Structured Liquidity for Mature Private Companies

Diving deeper into

Hari Raghavan, ex-COO of Forge, on late-stage investing and facilitating secondary sales

Interview
back in 2009, he said there was going to be this interim stage that develops .
Analyzed 5 sources

The real insight is that private markets were already splitting into three stages long before regulators named them. By 2009, the market was producing a new class of companies that were too mature to look like venture bets, but still unwilling to become fully public. That created demand for something in between, limited disclosure, periodic liquidity, and more price transparency for employees and investors without the full burden of quarterly public market life.

  • This middle stage exists because companies now stay private much longer.
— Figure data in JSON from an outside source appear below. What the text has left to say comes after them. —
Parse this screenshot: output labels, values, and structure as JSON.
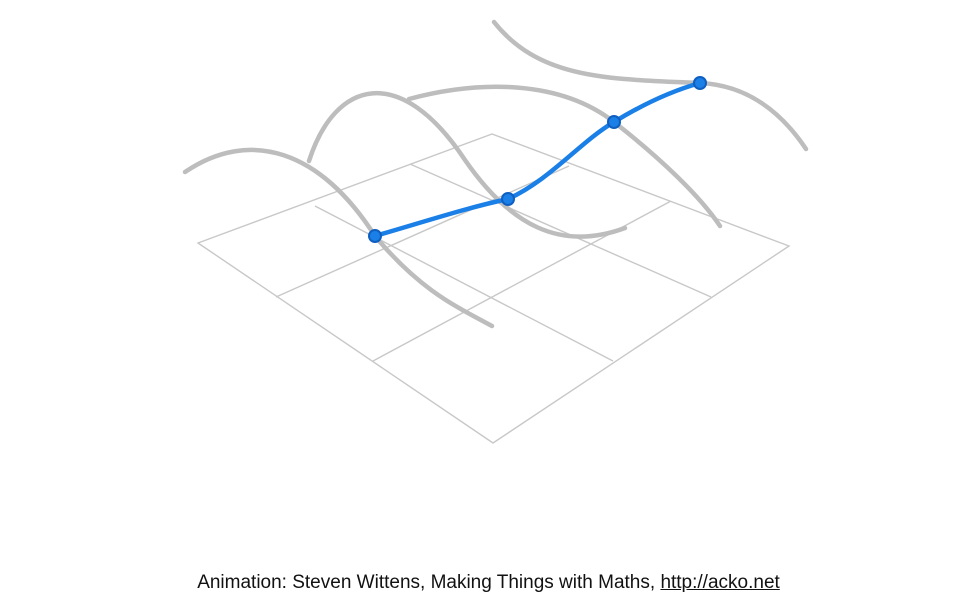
{
  "colors": {
    "grid": "#c8c8c8",
    "curve_gray": "#bdbdbd",
    "curve_blue": "#1a7fe6",
    "point_fill": "#1a7fe6",
    "point_stroke": "#0f5fc0",
    "text": "#111111"
  },
  "caption": {
    "prefix": "Animation: Steven Wittens, Making Things with Maths, ",
    "link_text": "http://acko.net"
  }
}
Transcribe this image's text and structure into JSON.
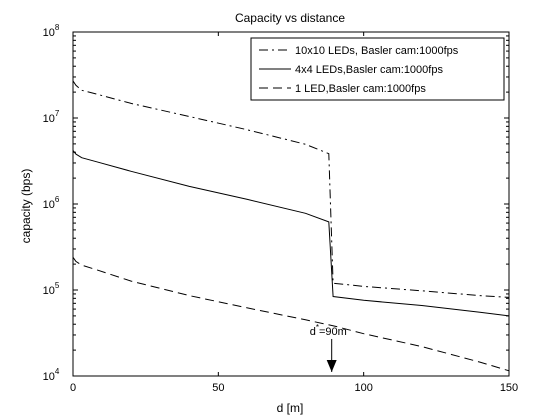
{
  "chart_data": {
    "type": "line",
    "title": "Capacity vs distance",
    "xlabel": "d [m]",
    "ylabel": "capacity (bps)",
    "xlim": [
      0,
      150
    ],
    "ylim": [
      10000,
      100000000
    ],
    "yscale": "log",
    "grid": false,
    "legend_position": "top-right",
    "x_ticks": [
      0,
      50,
      100,
      150
    ],
    "y_ticks": [
      {
        "value": 10000,
        "base": "10",
        "exp": "4"
      },
      {
        "value": 100000,
        "base": "10",
        "exp": "5"
      },
      {
        "value": 1000000,
        "base": "10",
        "exp": "6"
      },
      {
        "value": 10000000,
        "base": "10",
        "exp": "7"
      },
      {
        "value": 100000000,
        "base": "10",
        "exp": "8"
      }
    ],
    "series": [
      {
        "name": "10x10 LEDs, Basler cam:1000fps",
        "dash": "dashdot",
        "points": [
          [
            0,
            27000000
          ],
          [
            1,
            24000000
          ],
          [
            3,
            21000000
          ],
          [
            8,
            19000000
          ],
          [
            20,
            14800000
          ],
          [
            40,
            10400000
          ],
          [
            60,
            7300000
          ],
          [
            80,
            4950000
          ],
          [
            88,
            3850000
          ],
          [
            89.5,
            120000
          ],
          [
            100,
            110000
          ],
          [
            120,
            98000
          ],
          [
            140,
            86000
          ],
          [
            150,
            82000
          ]
        ]
      },
      {
        "name": "4x4 LEDs,Basler cam:1000fps",
        "dash": "solid",
        "points": [
          [
            0,
            4200000
          ],
          [
            1,
            3800000
          ],
          [
            3,
            3450000
          ],
          [
            8,
            3100000
          ],
          [
            20,
            2400000
          ],
          [
            40,
            1600000
          ],
          [
            60,
            1130000
          ],
          [
            80,
            780000
          ],
          [
            88,
            620000
          ],
          [
            89.5,
            84000
          ],
          [
            100,
            76000
          ],
          [
            120,
            66000
          ],
          [
            140,
            55000
          ],
          [
            150,
            50000
          ]
        ]
      },
      {
        "name": "1 LED,Basler cam:1000fps",
        "dash": "dashed",
        "points": [
          [
            0,
            240000
          ],
          [
            1,
            215000
          ],
          [
            3,
            195000
          ],
          [
            8,
            172000
          ],
          [
            20,
            127000
          ],
          [
            40,
            86000
          ],
          [
            60,
            62000
          ],
          [
            80,
            45000
          ],
          [
            90,
            38000
          ],
          [
            100,
            31000
          ],
          [
            120,
            22000
          ],
          [
            140,
            14500
          ],
          [
            150,
            11500
          ]
        ]
      }
    ],
    "annotation": {
      "text_main": "d",
      "text_sup": "*",
      "text_rest": "=90m",
      "x": 89,
      "arrow_from_y": 30000,
      "arrow_to_y": 10000
    }
  }
}
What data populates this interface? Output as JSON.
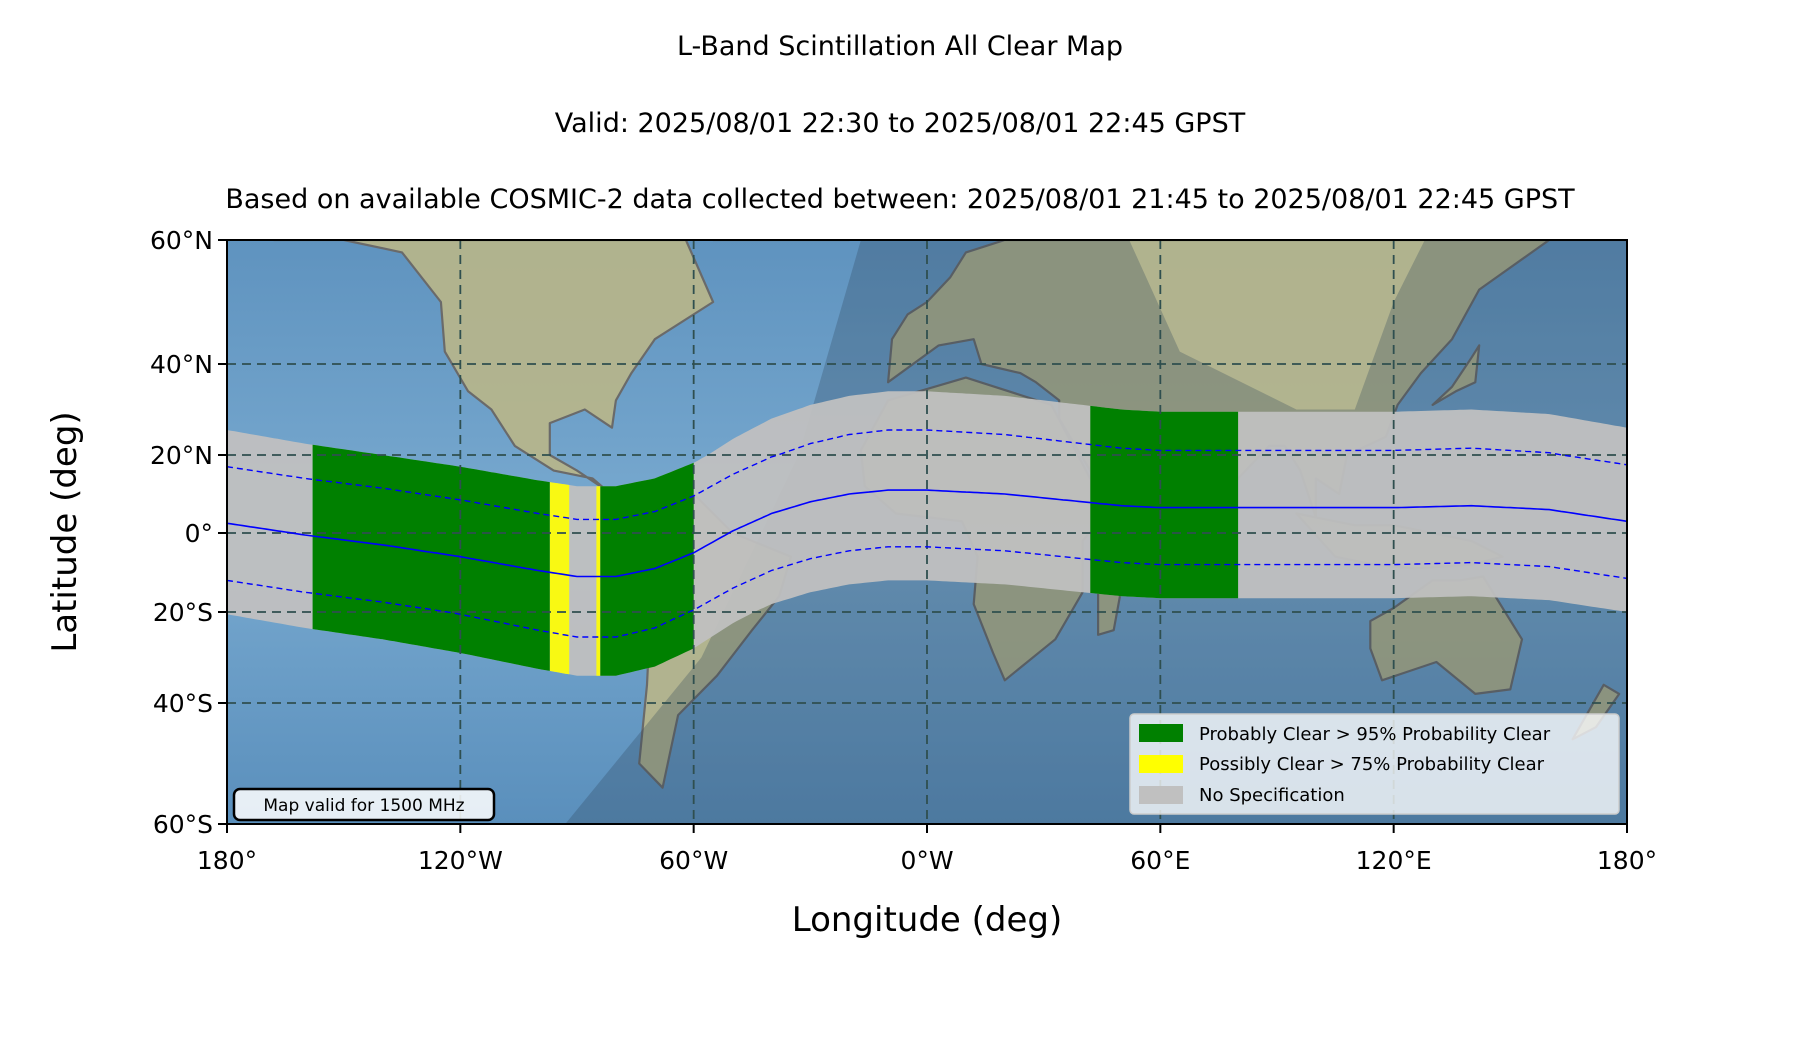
{
  "header": {
    "title": "L-Band Scintillation All Clear Map",
    "valid": "Valid: 2025/08/01 22:30 to 2025/08/01 22:45 GPST",
    "based_on": "Based on available COSMIC-2 data collected between: 2025/08/01 21:45 to 2025/08/01 22:45 GPST"
  },
  "axes": {
    "xlabel": "Longitude (deg)",
    "ylabel": "Latitude (deg)",
    "xticks": [
      {
        "lon": -180,
        "label": "180°"
      },
      {
        "lon": -120,
        "label": "120°W"
      },
      {
        "lon": -60,
        "label": "60°W"
      },
      {
        "lon": 0,
        "label": "0°W"
      },
      {
        "lon": 60,
        "label": "60°E"
      },
      {
        "lon": 120,
        "label": "120°E"
      },
      {
        "lon": 180,
        "label": "180°"
      }
    ],
    "yticks": [
      {
        "lat": 60,
        "label": "60°N"
      },
      {
        "lat": 40,
        "label": "40°N"
      },
      {
        "lat": 20,
        "label": "20°N"
      },
      {
        "lat": 0,
        "label": "0°"
      },
      {
        "lat": -20,
        "label": "20°S"
      },
      {
        "lat": -40,
        "label": "40°S"
      },
      {
        "lat": -60,
        "label": "60°S"
      }
    ]
  },
  "legend": {
    "items": [
      {
        "label": "Probably Clear > 95% Probability Clear",
        "color": "#008000"
      },
      {
        "label": "Possibly Clear > 75% Probability Clear",
        "color": "#ffff00"
      },
      {
        "label": "No Specification",
        "color": "#c0c0c0"
      }
    ]
  },
  "note": "Map valid for 1500 MHz",
  "colors": {
    "ocean": "#6f9fc4",
    "land": "#b7b58a",
    "nightside": "#2b4257",
    "band_gray": "#c0c0c0",
    "green": "#008000",
    "yellow": "#ffff00",
    "line": "#0000ff",
    "grid": "#2f4f4f"
  },
  "chart_data": {
    "type": "map",
    "xlim": [
      -180,
      180
    ],
    "ylim": [
      -60,
      60
    ],
    "grid": true,
    "legend_position": "bottom-right",
    "magnetic_equator": [
      [
        -180,
        2.5
      ],
      [
        -160,
        -0.5
      ],
      [
        -140,
        -3
      ],
      [
        -120,
        -6
      ],
      [
        -100,
        -9.5
      ],
      [
        -90,
        -11
      ],
      [
        -80,
        -11
      ],
      [
        -70,
        -9
      ],
      [
        -60,
        -5
      ],
      [
        -50,
        0.5
      ],
      [
        -40,
        5
      ],
      [
        -30,
        8
      ],
      [
        -20,
        10
      ],
      [
        -10,
        11
      ],
      [
        0,
        11
      ],
      [
        20,
        10
      ],
      [
        40,
        8
      ],
      [
        50,
        7
      ],
      [
        60,
        6.5
      ],
      [
        80,
        6.5
      ],
      [
        100,
        6.5
      ],
      [
        120,
        6.5
      ],
      [
        140,
        7
      ],
      [
        160,
        6
      ],
      [
        180,
        3
      ]
    ],
    "band_half_width_deg": 23,
    "dashed_offset_deg": 14.5,
    "probably_clear_regions": [
      {
        "lon_start": -158,
        "lon_end": -97
      },
      {
        "lon_start": -84,
        "lon_end": -60
      },
      {
        "lon_start": 42,
        "lon_end": 80
      }
    ],
    "possibly_clear_regions": [
      {
        "lon_start": -97,
        "lon_end": -92
      },
      {
        "lon_start": -85,
        "lon_end": -84
      }
    ]
  }
}
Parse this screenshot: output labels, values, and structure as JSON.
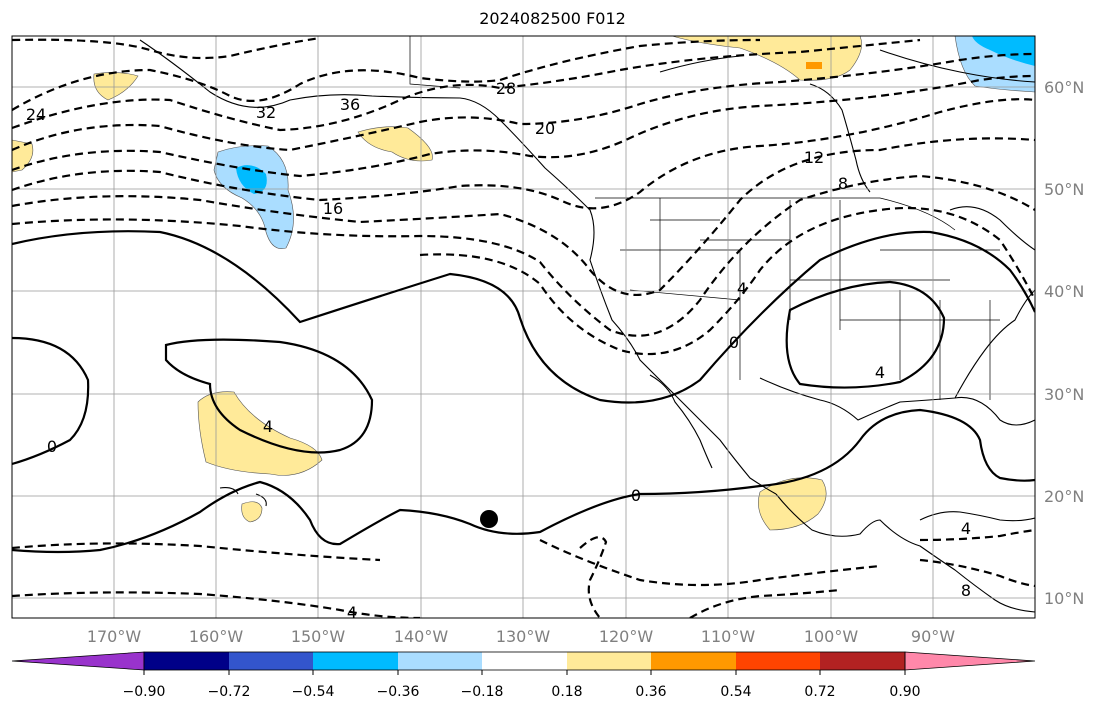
{
  "title": "2024082500 F012",
  "lon_labels": [
    "170°W",
    "160°W",
    "150°W",
    "140°W",
    "130°W",
    "120°W",
    "110°W",
    "100°W",
    "90°W"
  ],
  "lat_labels": [
    "60°N",
    "50°N",
    "40°N",
    "30°N",
    "20°N",
    "10°N"
  ],
  "colorbar": {
    "colors": [
      "#9933cc",
      "#000088",
      "#3355cc",
      "#00bbff",
      "#aaddff",
      "#ffffff",
      "#ffea99",
      "#ff9900",
      "#ff4400",
      "#b22222",
      "#ff88aa"
    ],
    "tick_labels": [
      "−0.90",
      "−0.72",
      "−0.54",
      "−0.36",
      "−0.18",
      "0.18",
      "0.36",
      "0.54",
      "0.72",
      "0.90"
    ]
  },
  "contour_labels": [
    "24",
    "32",
    "36",
    "28",
    "20",
    "16",
    "12",
    "8",
    "4",
    "0",
    "0",
    "4",
    "4",
    "0",
    "4",
    "8",
    "4"
  ],
  "marker": "storm-center-marker"
}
Large businesses like Airbnb could be generating $1B plus in revenue while still private, which makes the old early stage versus public split too crude for how companies actually mature.
  • The practical product for this stage is not a stock exchange. It is structured liquidity, tender offers, controlled secondary sales, and limited updates that let employees sell some shares and let outside investors discover a price without opening the cap table to everyone.
  • Platforms such as Forge, EquityZen, CartaX, and Nasdaq Private Market grew up around this gap. Some cater more to buyers and sellers, others to issuers, but all are trying to turn an ad hoc brokered market into a repeatable workflow for mature private companies.

The market is heading toward a more standardized private middle class, where mature companies run recurring liquidity programs before any IPO decision. The winner will be the platform that makes this feel routine for companies, useful for employees, and credible enough for investors to treat private stock as an asset with real price signals.